This page describes how I have taken a scientific approach to optimizing the palette for the C64 DTV, in order to get the closest recemblance to the original Commodore 64 palette.
Some other people already did various kinds of work on the DTV palette. David Murray did much of the same I did extracting the DTV palette, although his purpose was to optimize images to be shown on the DTV. Zee did some screen captures of the DTV and optimized it to get as close to Pepto's palette as possible.
My aim here is to grab the palette from a real C64, so that any color distortion that might occur as an artifact of the frame grabber card will be cancelled out when using the same hardware for grabbing the DTV palette.

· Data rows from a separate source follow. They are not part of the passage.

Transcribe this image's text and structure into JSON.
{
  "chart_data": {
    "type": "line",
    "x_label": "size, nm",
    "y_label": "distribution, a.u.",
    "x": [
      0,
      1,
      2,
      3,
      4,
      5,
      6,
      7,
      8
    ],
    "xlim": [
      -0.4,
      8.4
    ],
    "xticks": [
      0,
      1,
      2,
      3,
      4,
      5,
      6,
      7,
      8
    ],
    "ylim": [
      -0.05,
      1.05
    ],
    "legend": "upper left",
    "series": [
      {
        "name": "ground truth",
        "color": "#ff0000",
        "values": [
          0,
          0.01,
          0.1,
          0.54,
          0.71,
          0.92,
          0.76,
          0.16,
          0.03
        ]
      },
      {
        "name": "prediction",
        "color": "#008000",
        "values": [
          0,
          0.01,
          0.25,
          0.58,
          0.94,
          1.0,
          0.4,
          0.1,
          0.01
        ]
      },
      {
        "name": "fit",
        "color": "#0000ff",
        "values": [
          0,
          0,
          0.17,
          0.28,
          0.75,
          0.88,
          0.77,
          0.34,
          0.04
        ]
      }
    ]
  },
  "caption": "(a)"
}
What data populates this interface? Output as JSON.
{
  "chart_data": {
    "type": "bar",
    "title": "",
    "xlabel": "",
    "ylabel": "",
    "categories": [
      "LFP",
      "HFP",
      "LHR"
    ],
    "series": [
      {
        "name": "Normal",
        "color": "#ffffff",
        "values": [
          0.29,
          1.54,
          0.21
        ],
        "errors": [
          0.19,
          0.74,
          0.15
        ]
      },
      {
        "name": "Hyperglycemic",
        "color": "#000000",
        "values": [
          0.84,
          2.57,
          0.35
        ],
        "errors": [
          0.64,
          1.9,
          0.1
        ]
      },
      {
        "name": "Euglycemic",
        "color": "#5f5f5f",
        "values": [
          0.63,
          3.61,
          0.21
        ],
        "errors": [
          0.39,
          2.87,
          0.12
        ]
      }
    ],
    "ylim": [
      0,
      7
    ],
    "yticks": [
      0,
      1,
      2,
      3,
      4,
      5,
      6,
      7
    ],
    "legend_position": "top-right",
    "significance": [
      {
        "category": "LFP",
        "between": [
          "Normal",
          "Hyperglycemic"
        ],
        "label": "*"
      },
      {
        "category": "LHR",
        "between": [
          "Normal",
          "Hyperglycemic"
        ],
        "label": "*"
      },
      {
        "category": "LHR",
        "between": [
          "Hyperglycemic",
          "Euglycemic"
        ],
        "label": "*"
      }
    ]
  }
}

The palette on the Commodore 64 consists of 16 colors. These are generated by the VIC-II. Before finding the closest match from the DTV palette, we need to know what the real C64 palette looks like. What I have done here is showing the palette on each of my 3 C64s, and 2 extra VIC-II chips I mounted in one of them. The C64s were in turn connected to my TerraTec Cinergy XS frame grabber through a composite connection (in order to be able to compare it with the C64 DTV later), and a single frame of video showing the palette was grabbed. This gave me 5 different C64 palettes:
The data was extracted from the screen dumps (source data) and the Pixelate effect in Paint Shop Pro was used to average the color of the middle of each palette entry. These colors were copied (manually) to the new file.
As we can see from the palette, there are some differences between the 5. Also, we see a fairly large difference between the luminances, even on the last 3, which are 3 different VIC-IIs in the same C64. As such I like the second one best, as I think it has more vibrant colors, but this might just be because of the frame grabber and my computer screen. In order to take the most scientific approach to this, I have therefore decided to take the average of all of them. The result is shown here:
The combined palette can be downloaded either as a Paint Shop Pro palette or a Microsoft palette. Of course you can also just get the PNG above. Please note that this palette also has artifacts from the frame grabber hardware I used, but since I will be using the same hardware for finding the optimal DTV palette, the differences should cancel out eachother.
Now that we have established a baseline of what a C64 palette should look like, let us take a look at the palette on the DTV.
Since I want to find the optimal palette with the Spiff Lumafix, I have used a DTV with this mod. Once again this was connected to my TerraTec Cinergy XS via composite in, and I took a screen shot, cleaned it up in Paint Shop Pro and created this palette:
You can download the Paint Shop Pro palette if you want.
Applying the DTV palette to the combined C64 palette gave the following result (I changed the white and yellow colors to some that I found matched better than the ones Paint Shop Pro selected when applying the palette):
Update 2008-12-20: As 1570 has pointed out, some flickering can occur with certain PAL tricks when the luma of colors 6/9, 2/11, 4/8, 12/14, 5/10, 3/15 and 7/13 are not the same. 1570 fixed my luma values and used this in DTVSlimIntro, and I have now added his fixed values to this table.
The values are as follows:
C64 color num | Color name | DTV color | 1570's fix |
---|---|---|---|
0 | Black | 0 = $00 | $00 |
1 | White | 15 = $0F | $0F |
2 | Red | 54 = $36 | $35 |
3 | Cyan | 188 = $BC | $BC |
4 | Purple | 104 = $68 | $67 |
5 | Green | 217 = $D9 | $D9 |
6 | Blue | 133 = $85 | $84 |
7 | Yellow | 31 = $1F | $1F |
8 | Orange | 39 = $27 | $27 |
9 | Brown | 36 = $24 | $24 |
10 | Light Red | 58 = $3A | $39 |
11 | Gray 1 | 5 = $05 | $05 |
12 | Gray 2 | 9 = $09 | $09 |
13 | Light Green | 223 = $DF | $DF |
14 | Light Blue | 138 = $8A | $89 |
15 | Gray 3 | 13 = $0D | $0C |
Comparing this to Zee's palette there are only minor differences. Whether one or the other is used probably does not matter much, but in any case one of these should be prefered over the original DTV palette.